Welcome to the new year. I’m going to skip the usual New Year’s motivation/inspiration/resolutions – there’s plenty of that everywhere right now, on and off line. (but don’t worry, I will come back to that)

Instead, the new year will start with some practical advice. Back to basics.

Most of the U.S. is deep in the deep freeze, so all but a hardy few are getting their workouts indoors. I, being hardy, or just nuts, have still been exercising outside – skiing in -4 degrees, running in 18 degrees. But that’s just me, not something I endorse for everyone! Since lots of you are probably spending more time at the gym, I want to go over some of the most common mistakes I see.

~ Holding on for dear life on the treadmill. Very often I see people supporting themselves largely with their arms while walking on machines. Often this is while they are trying to go faster or at a higher incline. But holding on reduces the work your legs and core have to do, and reduces the efficiency of your workout. It also promotes bad posture. Stand tall on that treadmill/elliptical/stairmaster. It’s OK if you need to slow down or lower the incline in order to do that – you’ll still get a better workout if you are really using your body effectively. Go ahead and hold on lightly for balance if you need to (falling over is not good!), but just rest your hands lightly.

~ Dropping weights quickly – either free weights or with weight machines. This usually happens when trying to lift too much weight. The problems with this are risk of injury and inefficient workouts. Any time you move weight quickly without good control, you risk injury. It puts sudden extra stress on muscles, joints and ligaments. It’s also really inefficient. When doing resistance training, about 70% of the work that your muscles do happens during the lowering of the weight. So, if you struggle to lift a heavy weight, but can’t control it and end up dropping it when you lower, you are missing out on a whole lot of the work your muscles could be doing. Lift an amount of weight that you can control lifting and lowering.

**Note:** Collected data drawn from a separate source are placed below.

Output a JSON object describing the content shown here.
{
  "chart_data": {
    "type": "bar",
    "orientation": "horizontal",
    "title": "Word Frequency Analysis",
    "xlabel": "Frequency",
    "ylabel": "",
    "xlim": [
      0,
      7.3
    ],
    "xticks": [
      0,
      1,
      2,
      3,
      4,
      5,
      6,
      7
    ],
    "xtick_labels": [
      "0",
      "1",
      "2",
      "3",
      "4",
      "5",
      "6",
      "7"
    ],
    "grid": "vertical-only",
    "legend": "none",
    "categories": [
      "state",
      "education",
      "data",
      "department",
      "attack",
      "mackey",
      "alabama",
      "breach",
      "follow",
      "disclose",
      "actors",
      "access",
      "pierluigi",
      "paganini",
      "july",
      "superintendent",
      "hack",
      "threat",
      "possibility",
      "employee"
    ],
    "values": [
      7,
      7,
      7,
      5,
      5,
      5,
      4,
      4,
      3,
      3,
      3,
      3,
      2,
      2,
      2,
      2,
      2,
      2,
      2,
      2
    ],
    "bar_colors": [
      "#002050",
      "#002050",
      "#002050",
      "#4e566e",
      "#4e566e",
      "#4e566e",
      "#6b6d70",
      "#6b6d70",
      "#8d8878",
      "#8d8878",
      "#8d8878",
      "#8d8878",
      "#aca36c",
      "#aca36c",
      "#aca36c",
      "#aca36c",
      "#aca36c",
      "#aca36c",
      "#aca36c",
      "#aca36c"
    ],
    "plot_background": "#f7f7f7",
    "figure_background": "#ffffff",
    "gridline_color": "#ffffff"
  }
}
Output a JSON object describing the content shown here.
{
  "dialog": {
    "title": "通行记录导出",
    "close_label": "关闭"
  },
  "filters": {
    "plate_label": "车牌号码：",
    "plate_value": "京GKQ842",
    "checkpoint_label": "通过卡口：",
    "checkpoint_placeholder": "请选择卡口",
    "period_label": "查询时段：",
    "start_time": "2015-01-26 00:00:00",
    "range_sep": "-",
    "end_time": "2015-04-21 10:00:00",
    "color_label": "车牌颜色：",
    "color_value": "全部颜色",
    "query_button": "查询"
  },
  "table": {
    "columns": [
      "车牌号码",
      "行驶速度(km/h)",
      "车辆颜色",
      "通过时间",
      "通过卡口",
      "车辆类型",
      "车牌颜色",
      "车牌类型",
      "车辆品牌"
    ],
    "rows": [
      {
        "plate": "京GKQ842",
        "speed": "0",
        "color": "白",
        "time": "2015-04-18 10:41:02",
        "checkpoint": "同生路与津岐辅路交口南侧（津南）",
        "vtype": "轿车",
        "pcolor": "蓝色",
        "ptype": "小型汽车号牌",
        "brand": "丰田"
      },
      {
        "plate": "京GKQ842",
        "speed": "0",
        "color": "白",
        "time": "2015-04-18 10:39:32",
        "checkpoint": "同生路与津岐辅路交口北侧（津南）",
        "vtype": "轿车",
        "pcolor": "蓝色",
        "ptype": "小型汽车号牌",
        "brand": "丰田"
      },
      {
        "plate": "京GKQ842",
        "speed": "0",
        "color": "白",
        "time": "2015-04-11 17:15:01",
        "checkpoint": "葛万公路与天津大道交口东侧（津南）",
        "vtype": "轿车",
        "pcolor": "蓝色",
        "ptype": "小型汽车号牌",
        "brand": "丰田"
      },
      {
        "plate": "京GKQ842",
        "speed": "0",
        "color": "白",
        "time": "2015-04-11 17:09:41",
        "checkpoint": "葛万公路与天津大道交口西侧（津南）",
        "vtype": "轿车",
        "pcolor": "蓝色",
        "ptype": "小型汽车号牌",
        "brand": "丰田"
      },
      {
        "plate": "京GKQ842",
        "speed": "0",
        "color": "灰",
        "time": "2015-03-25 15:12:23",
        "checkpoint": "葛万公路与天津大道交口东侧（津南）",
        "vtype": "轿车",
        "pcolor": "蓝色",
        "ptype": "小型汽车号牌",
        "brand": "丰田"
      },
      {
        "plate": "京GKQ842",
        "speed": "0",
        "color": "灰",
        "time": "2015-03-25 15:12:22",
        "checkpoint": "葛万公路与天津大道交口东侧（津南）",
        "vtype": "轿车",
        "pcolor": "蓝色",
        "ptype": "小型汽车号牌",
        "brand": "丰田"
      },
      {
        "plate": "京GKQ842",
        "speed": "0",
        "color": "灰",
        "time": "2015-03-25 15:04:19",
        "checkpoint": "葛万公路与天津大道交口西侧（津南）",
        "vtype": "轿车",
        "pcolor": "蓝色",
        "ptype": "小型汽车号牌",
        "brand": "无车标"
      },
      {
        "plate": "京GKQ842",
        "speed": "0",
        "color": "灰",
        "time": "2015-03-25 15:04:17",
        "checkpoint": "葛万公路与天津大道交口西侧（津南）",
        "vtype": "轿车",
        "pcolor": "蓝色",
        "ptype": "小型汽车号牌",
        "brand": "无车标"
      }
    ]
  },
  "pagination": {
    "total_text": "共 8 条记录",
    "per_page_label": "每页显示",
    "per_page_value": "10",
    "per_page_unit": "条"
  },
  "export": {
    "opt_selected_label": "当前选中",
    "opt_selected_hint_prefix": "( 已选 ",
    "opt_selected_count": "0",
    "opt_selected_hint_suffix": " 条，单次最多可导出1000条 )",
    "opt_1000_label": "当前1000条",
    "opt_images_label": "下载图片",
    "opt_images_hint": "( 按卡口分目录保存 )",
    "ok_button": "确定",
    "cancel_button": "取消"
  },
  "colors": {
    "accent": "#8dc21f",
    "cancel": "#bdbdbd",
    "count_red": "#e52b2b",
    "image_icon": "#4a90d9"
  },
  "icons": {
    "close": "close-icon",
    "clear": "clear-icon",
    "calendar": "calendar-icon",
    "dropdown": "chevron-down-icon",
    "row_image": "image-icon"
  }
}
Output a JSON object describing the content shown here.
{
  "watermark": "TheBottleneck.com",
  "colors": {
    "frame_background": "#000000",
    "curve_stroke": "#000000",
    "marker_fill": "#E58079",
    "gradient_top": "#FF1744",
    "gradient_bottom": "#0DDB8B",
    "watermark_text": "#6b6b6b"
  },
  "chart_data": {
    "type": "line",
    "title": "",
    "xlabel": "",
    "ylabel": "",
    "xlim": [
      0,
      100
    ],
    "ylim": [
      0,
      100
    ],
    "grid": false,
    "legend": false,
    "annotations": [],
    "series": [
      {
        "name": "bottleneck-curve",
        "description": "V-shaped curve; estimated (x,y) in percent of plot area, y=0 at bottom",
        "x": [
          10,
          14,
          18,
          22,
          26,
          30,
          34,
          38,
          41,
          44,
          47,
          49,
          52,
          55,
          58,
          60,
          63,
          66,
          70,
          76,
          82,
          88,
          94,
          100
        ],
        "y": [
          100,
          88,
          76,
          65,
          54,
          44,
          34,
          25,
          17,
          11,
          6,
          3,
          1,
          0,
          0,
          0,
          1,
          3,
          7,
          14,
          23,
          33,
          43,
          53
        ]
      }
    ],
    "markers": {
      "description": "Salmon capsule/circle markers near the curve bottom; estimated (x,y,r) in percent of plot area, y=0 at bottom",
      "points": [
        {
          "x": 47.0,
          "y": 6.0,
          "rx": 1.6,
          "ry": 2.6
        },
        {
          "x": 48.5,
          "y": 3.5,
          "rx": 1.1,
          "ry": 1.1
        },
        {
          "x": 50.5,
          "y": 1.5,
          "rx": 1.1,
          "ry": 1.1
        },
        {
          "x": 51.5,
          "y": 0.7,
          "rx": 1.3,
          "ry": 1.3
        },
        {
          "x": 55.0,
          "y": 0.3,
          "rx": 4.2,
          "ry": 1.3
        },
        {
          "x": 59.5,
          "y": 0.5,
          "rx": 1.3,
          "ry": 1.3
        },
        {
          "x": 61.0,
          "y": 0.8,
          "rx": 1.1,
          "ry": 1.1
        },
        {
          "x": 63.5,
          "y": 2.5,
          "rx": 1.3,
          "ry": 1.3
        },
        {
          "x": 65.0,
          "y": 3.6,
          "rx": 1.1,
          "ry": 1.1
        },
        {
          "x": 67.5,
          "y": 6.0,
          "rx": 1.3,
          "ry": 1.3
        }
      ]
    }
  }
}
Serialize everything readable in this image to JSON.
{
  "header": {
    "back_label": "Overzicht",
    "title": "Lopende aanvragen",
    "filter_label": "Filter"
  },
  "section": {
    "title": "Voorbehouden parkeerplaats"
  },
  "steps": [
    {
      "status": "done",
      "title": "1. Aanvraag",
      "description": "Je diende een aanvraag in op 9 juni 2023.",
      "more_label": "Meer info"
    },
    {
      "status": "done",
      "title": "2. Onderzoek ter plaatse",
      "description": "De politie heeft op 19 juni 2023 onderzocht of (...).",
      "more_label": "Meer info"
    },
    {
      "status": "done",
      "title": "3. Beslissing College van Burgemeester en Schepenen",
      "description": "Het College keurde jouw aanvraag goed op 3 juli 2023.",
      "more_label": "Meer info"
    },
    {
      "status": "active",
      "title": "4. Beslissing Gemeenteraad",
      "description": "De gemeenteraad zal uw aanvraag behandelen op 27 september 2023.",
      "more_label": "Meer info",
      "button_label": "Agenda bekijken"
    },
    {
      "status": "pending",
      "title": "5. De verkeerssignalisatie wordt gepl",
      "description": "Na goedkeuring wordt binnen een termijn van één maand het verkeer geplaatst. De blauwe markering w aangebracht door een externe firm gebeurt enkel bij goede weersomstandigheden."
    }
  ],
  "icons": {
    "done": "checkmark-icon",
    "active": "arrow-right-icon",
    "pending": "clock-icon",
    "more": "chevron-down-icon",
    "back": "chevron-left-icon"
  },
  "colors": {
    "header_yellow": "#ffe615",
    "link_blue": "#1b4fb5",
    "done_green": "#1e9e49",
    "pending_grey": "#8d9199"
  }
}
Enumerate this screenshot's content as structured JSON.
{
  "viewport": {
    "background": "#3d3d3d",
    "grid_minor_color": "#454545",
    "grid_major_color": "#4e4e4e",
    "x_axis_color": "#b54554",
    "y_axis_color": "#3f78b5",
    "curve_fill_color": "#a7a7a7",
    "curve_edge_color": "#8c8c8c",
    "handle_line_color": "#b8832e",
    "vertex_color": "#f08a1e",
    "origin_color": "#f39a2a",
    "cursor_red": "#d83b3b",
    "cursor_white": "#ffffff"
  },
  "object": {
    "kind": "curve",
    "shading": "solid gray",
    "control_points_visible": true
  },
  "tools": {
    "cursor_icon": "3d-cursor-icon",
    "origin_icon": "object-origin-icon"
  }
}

~ Throwing body out of balance in order to lift weight. Usually from lifting too heavy a weight. Once again, inefficient use of the muscles you are trying to work by engaging a lot of other muscles. Most often I see people using their backs – arching or hunching – to try to lift. This puts extra strain on the back, often leading to injury. Lift an amount of weight that you can keep your body in balance and good posture.

~ Doing too many reps. Doing any exercise past the point of fatigue, when you lose the ability to do the exercise in good, controlled form, leads to injury. Better to do fewer reps (or fewer minutes on the machine) in good form.

What do all of these mistakes have in common? Trying to do too much. Too much weight. Too fast. Too steep. Too long.

And what’s the matter with that? Injury and inefficient workout.

Why does any of that matter? Because I want you to be able to sustain your current New Year’s enthusiasm. Injuries will set you back. If your workouts are inefficient and you’re not seeing real progress, you’re less likely to continue. And none of us have so much extra time that we can afford wasteful, inefficient workouts. If you’re spending the time to exercise, make it worthwhile!

Julie

This entry was posted in new years, resistance training, resolutions, weight training. Bookmark the permalink.

3 Responses to New Year Basics

  1. Hi Julie, Thanks for the great advice. Dear hubby and I just looked at our second fitness center today because it’s just too darn hard to walk on our icy and very slippery streets right now. Plus, it’s been so darn cold. We do have a treadmill at home, but I’m thinking we might give this going to a facility thing a try again. I’m tired of this slow and steady pace I seem to still be on, but guess that’s the only way for me right now. You’re always so encouraging. Love that! Thanks again!